With the exception of the omnipotent Baseball Writers Association of America (BBWAA), Bonds has seemed to outlive most of his enemies, and public sentiment has switched to a more empathetic tone.
Mets outfielder Michael Cuddyer played 11 of his 15 MLB seasons with the Minnesota Twins, starting in September 2001. Cuddyer witnessed the rise and fall of Bonds and believes Bonds, despite his reputation, is a baseball gem.
"My generation saw his whole career from his rookie year with Pittsburgh all the way to the end of it. Our generation knows more about him. Our generation sees what he's done for this game. And at the root of all of this, with him coming back to the game, it's about making players better. It's about instilling the knowledge he's had over the course of a 20-plus-year career and helping young kids play the game. And I think that's great. I think you have to put those personal things aside when it comes to learning baseball from somebody like him."
Then again, some, like SNY sportscaster Ron Darling—who pitched 13 MLB seasons and faced Bonds as a NY Mets pitcher in the '80s and during stints in Oakland and Montreal in the '90s—think such coaching jobs are beneath Bonds.
"I don't know...to me...batting coach?" Darling asks, incredulously. "I can't even see him wanting to do that. Who wants to work 12-to-12 when you're Barry Bonds? He shouldn't have to do that. I would hope that at some point, he's back in our game with the suits in a good place."
Curtis Granderson is a 12-year MLB vet who was a Bonds admirer since his days at Thornton Fractional South High School in Lansing, Illinois. He knows, regarding Bonds, that the PED whispers will always be there, but his respect for Bonds as a player is uninfluenced by them.
"You know what, it is interesting that certain guys have gotten second chances, whether it be jobs in baseball or not being discussed consistently," Granderson said. "Then there are guys [like Bonds] who get talked about a lot more, which makes their offense seem worse than a guy who did the exact same thing."
In 2006—at the height of Barry Bonds hate—Pittsburgh Post-Gazette writer Jon Caroulis wrote a piece outlining author Jeff Pearlman's new book, Love Me, Hate Me: Barry Bonds and the Making of an Antihero.
Caroulis wrote, "The 'story' of Barry Bonds' life unfolds in almost novel-like fashion to its present state: A man who is hated despite his accomplishments, whose great gifts created a sense of entitlement and invincibility, which then led to mistakes like using steroids and believing he could get away with it."

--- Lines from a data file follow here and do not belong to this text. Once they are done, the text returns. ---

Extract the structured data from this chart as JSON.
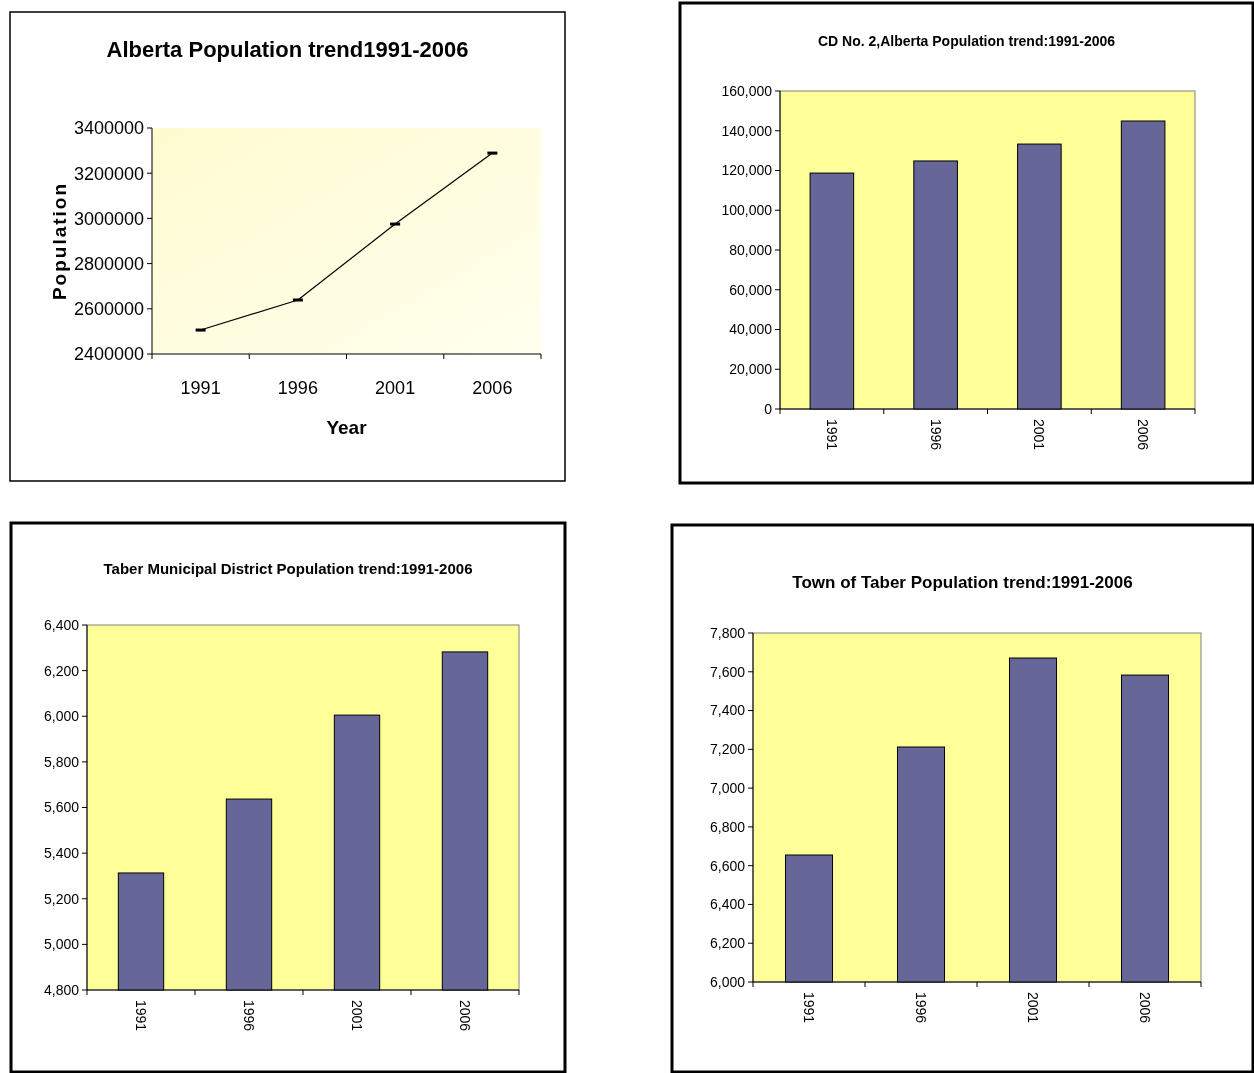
{
  "chart_data": [
    {
      "type": "line",
      "title": "Alberta Population trend1991-2006",
      "xlabel": "Year",
      "ylabel": "Population",
      "categories": [
        "1991",
        "1996",
        "2001",
        "2006"
      ],
      "series": [
        {
          "color": "#000000",
          "values": [
            2506000,
            2639000,
            2975000,
            3289000
          ]
        }
      ],
      "marker": "square",
      "ylim": [
        2400000,
        3400000
      ],
      "yticks": [
        2400000,
        2600000,
        2800000,
        3000000,
        3200000,
        3400000
      ]
    },
    {
      "type": "bar",
      "title": "CD No. 2,Alberta  Population trend:1991-2006",
      "categories": [
        "1991",
        "1996",
        "2001",
        "2006"
      ],
      "values": [
        118700,
        124800,
        133300,
        144900
      ],
      "color": "#666699",
      "ylim": [
        0,
        160000
      ],
      "yticks": [
        0,
        {
          "value": 20000,
          "label": "20,000"
        },
        {
          "value": 40000,
          "label": "40,000"
        },
        {
          "value": 60000,
          "label": "60,000"
        },
        {
          "value": 80000,
          "label": "80,000"
        },
        {
          "value": 100000,
          "label": "100,000"
        },
        {
          "value": 120000,
          "label": "120,000"
        },
        {
          "value": 140000,
          "label": "140,000"
        },
        {
          "value": 160000,
          "label": "160,000"
        }
      ]
    },
    {
      "type": "bar",
      "title": "Taber Municipal District Population trend:1991-2006",
      "categories": [
        "1991",
        "1996",
        "2001",
        "2006"
      ],
      "values": [
        5313,
        5637,
        6005,
        6282
      ],
      "color": "#666699",
      "ylim": [
        4800,
        6400
      ],
      "yticks": [
        {
          "value": 4800,
          "label": "4,800"
        },
        {
          "value": 5000,
          "label": "5,000"
        },
        {
          "value": 5200,
          "label": "5,200"
        },
        {
          "value": 5400,
          "label": "5,400"
        },
        {
          "value": 5600,
          "label": "5,600"
        },
        {
          "value": 5800,
          "label": "5,800"
        },
        {
          "value": 6000,
          "label": "6,000"
        },
        {
          "value": 6200,
          "label": "6,200"
        },
        {
          "value": 6400,
          "label": "6,400"
        }
      ]
    },
    {
      "type": "bar",
      "title": "Town of Taber Population trend:1991-2006",
      "categories": [
        "1991",
        "1996",
        "2001",
        "2006"
      ],
      "values": [
        6655,
        7212,
        7671,
        7583
      ],
      "color": "#666699",
      "ylim": [
        6000,
        7800
      ],
      "yticks": [
        {
          "value": 6000,
          "label": "6,000"
        },
        {
          "value": 6200,
          "label": "6,200"
        },
        {
          "value": 6400,
          "label": "6,400"
        },
        {
          "value": 6600,
          "label": "6,600"
        },
        {
          "value": 6800,
          "label": "6,800"
        },
        {
          "value": 7000,
          "label": "7,000"
        },
        {
          "value": 7200,
          "label": "7,200"
        },
        {
          "value": 7400,
          "label": "7,400"
        },
        {
          "value": 7600,
          "label": "7,600"
        },
        {
          "value": 7800,
          "label": "7,800"
        }
      ]
    }
  ]
}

Bonds was portrayed as a separatist and antagonist back then. It seems the younger MLB regime is willing to shed the judgment of its predecessor, hold Bonds in his proper statistical place and embrace the isolationist.
In his twilight, Bonds is on the cusp of reimagining the portrait of a former public enemy and taking his proper standing in MLB as someone who has more to offer the game besides his middle finger and a bomb into San Francisco Bay.